Canicule : protégeons les agents publics
Pour faire face aux fortes chaleurs, l’UNSA Fonction Publique demande des mesures concrètes pour protéger les agents exposés.
L’année 2026 pourrait devenir l’une des plus chaudes jamais enregistrées.
Face aux épisodes de chaleur extrême, l’UNSA Fonction Publique demande des mesures concrètes pour protéger les agents exposés comme :
- L’adaptation des horaires en période de canicule,
- Des équipements et des investissements adaptés aux fortes chaleurs (climatisation, transformation du bâti…),
- Des temps de pause renforcés,
- Des espaces de repos et d’hydratation,
- Favoriser le télétravail lorsqu'il est possible.
Agir pour la santé des agents
Lors de la réunion sur le plan santé au travail pour la fonction publique, l'UNSA Fonction Publique est revenue sur la période de canicule que la France a vécu fin juin.
Cette période de crise est un révélateur d’un défaut d’anticipation majeur d’un évènement pourtant très prévisible. Il est également un révélateur des conditions de travail dégradées des agents publics.

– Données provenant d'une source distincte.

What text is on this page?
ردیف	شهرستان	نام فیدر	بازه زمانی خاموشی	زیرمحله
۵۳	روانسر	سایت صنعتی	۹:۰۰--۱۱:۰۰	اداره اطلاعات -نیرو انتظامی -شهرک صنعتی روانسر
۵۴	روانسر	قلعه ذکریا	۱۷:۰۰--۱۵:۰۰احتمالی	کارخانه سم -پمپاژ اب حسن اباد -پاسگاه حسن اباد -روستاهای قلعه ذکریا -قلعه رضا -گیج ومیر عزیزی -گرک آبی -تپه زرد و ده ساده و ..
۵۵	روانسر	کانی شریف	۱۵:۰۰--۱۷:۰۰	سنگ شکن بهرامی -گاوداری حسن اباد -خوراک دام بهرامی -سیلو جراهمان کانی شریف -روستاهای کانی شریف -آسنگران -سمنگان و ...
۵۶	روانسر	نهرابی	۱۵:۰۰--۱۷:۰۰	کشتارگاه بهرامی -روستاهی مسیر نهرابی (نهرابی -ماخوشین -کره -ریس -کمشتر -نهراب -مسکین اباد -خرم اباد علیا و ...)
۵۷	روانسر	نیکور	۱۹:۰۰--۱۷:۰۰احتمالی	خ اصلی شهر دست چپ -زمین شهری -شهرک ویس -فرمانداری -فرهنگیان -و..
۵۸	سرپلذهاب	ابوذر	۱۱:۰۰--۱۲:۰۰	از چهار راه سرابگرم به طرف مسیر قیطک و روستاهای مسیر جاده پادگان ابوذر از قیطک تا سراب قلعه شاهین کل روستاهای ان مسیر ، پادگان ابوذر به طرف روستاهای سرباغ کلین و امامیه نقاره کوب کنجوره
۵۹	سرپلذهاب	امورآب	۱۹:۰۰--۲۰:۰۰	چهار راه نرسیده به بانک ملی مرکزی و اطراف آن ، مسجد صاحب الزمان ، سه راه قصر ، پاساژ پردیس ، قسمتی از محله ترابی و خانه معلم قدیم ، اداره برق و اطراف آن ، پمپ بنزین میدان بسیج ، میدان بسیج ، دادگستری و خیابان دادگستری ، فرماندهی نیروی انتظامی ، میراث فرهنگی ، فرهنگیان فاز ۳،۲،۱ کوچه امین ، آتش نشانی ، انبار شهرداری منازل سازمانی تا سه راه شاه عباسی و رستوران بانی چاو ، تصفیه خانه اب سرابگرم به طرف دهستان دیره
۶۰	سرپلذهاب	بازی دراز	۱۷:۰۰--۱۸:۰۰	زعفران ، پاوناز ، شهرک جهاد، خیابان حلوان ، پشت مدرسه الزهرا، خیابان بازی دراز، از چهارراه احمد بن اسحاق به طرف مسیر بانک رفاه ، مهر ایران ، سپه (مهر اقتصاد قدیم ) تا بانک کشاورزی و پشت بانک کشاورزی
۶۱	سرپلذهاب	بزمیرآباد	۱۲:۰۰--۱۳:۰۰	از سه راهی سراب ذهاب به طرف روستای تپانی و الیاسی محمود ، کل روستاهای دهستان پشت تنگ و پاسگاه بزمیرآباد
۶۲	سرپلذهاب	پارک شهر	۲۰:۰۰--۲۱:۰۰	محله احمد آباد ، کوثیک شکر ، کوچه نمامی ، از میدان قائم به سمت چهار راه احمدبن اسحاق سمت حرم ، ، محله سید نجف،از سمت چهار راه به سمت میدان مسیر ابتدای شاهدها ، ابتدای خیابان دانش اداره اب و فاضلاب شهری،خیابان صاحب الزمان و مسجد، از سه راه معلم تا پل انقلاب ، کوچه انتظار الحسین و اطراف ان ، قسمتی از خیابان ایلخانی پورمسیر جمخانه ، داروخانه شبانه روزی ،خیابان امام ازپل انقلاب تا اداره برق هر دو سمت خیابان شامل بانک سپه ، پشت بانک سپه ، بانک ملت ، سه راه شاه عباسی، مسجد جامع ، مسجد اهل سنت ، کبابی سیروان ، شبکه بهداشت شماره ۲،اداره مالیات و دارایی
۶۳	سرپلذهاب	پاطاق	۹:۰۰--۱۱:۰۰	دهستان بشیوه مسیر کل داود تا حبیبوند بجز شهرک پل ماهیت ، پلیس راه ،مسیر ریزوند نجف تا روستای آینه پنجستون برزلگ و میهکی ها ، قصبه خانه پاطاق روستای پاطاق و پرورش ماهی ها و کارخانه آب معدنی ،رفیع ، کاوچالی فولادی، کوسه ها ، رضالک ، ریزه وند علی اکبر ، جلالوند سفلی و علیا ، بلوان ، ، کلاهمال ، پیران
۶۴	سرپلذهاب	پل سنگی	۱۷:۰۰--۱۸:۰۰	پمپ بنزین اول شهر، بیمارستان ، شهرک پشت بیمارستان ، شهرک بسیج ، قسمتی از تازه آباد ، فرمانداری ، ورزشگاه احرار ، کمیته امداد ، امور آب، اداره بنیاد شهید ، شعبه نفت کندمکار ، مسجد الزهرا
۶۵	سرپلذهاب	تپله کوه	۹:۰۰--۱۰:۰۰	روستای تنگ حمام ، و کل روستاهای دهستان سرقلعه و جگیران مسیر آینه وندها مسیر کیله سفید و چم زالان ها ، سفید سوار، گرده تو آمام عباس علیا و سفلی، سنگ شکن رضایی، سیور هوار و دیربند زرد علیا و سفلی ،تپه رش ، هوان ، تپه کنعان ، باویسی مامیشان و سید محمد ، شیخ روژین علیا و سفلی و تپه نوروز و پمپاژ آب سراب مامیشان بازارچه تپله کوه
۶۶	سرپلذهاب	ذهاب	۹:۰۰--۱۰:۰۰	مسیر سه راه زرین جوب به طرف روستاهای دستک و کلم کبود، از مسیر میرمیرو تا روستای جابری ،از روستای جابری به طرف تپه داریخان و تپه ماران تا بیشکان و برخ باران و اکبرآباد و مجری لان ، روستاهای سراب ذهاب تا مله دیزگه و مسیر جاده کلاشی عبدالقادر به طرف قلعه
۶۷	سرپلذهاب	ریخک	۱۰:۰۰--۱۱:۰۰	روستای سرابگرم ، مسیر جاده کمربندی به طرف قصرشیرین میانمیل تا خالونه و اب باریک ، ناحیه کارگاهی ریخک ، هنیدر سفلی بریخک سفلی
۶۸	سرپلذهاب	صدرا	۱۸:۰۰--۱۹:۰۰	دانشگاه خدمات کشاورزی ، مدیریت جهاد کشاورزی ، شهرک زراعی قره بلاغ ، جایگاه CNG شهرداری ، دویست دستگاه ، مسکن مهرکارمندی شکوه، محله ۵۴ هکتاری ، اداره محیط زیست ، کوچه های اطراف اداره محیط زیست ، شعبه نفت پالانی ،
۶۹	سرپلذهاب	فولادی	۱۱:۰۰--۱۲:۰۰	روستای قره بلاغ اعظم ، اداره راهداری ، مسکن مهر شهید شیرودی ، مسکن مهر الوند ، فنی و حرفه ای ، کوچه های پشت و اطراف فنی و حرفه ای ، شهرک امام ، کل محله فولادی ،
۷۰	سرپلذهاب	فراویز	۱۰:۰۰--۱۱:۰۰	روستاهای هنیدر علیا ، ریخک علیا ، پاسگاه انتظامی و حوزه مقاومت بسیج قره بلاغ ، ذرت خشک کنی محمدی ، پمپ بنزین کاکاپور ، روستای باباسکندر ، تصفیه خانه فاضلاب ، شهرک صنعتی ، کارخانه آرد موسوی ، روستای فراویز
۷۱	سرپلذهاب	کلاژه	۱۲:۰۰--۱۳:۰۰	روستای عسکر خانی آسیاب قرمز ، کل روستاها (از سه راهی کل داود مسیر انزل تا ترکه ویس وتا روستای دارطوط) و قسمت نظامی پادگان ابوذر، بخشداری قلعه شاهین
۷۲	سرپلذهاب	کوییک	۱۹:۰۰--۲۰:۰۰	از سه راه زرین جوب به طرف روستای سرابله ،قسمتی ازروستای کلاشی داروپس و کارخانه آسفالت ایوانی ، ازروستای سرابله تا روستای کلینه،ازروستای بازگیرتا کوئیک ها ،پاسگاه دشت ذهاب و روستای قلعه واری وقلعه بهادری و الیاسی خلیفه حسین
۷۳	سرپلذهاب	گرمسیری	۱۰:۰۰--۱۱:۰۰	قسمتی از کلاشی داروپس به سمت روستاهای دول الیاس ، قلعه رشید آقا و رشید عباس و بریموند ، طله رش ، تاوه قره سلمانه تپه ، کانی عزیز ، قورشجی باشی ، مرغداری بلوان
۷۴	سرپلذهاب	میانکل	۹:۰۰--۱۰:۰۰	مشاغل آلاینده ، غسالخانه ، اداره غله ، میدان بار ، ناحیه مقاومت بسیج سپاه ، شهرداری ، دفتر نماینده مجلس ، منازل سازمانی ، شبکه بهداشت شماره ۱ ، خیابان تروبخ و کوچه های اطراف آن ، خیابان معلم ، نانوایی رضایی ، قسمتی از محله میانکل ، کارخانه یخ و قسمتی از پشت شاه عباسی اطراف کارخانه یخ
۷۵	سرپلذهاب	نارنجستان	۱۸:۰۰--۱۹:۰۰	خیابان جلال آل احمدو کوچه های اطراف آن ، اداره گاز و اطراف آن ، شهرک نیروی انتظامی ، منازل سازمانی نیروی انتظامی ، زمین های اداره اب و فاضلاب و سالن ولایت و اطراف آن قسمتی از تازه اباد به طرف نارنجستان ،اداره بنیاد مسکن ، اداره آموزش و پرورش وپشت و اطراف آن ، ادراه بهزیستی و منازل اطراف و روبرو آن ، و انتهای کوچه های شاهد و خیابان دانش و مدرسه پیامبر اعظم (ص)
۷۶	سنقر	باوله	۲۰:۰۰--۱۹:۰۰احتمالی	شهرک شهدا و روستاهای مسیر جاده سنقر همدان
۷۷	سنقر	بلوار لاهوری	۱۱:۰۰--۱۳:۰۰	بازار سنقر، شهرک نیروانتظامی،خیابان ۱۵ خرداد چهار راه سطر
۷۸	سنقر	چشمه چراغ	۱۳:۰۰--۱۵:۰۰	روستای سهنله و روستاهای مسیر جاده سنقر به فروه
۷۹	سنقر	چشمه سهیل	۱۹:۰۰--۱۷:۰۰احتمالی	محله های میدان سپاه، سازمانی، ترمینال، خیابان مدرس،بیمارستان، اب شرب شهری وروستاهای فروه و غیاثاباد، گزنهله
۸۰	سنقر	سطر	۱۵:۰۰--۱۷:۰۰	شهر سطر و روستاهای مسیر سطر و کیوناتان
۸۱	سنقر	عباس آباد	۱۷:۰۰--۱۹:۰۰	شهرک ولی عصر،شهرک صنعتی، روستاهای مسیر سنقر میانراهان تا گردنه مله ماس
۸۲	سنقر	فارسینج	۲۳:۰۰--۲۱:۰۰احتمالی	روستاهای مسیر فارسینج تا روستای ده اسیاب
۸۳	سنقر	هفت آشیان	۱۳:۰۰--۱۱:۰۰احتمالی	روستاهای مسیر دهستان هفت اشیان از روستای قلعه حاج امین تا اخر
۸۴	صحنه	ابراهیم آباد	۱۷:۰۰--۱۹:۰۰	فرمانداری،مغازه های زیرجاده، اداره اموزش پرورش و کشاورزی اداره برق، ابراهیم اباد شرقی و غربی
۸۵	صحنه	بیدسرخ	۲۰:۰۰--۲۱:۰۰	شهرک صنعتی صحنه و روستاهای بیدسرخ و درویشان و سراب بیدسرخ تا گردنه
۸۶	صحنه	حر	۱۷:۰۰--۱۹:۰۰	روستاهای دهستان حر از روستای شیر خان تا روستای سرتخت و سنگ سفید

En premier lieu, l'UNSA Fonction Publique a souligné "les situations critiques auxquelles ont été soumis les agents sur les trois versants de la fonction publique, attendre des malaises pour fermer des écoles non aménagées, ne pas doter les hôpitaux de moyens pour préserver de chaleurs étouffantes les patients et les professionnels de santé, ne pas avoir encore en 2026 procéder à l’identification des risques liés à la chaleur, l’évaluation des expositions des agents à ces situations, ne pas avoir dans chaque service un plan d’action permettant la protection de la santé des agents via le PAPRIPACT de ces risques n’est plus acceptable, ne pas investir massivement en urgence dans un plan bâtimentaire qu’il faudra de toute façon réaliser."
Le prisme de la continuation de l’activité des services publics est indispensable et c’est bien l’objet des Plans de Continuité de l'Activité. Cependant, cette vision doit être couplée à la préservation de la santé des agents et à des mesures qui s’y rapportent nécessairement.
Les situations de crise doivent donner lieu à un dialogue social renforcé, comme cela a été fait pendant la période de la COVID afin de pouvoir alerter et réagir le plus rapidement possible.
L’engagement des agents est sollicité, mais sans reconnaissance. À cet égard, le ministre de la fonction publique compte sur leur engagement, mais ne leur exprime toujours pas son soutien, les messages envoyés sont de toute autre nature.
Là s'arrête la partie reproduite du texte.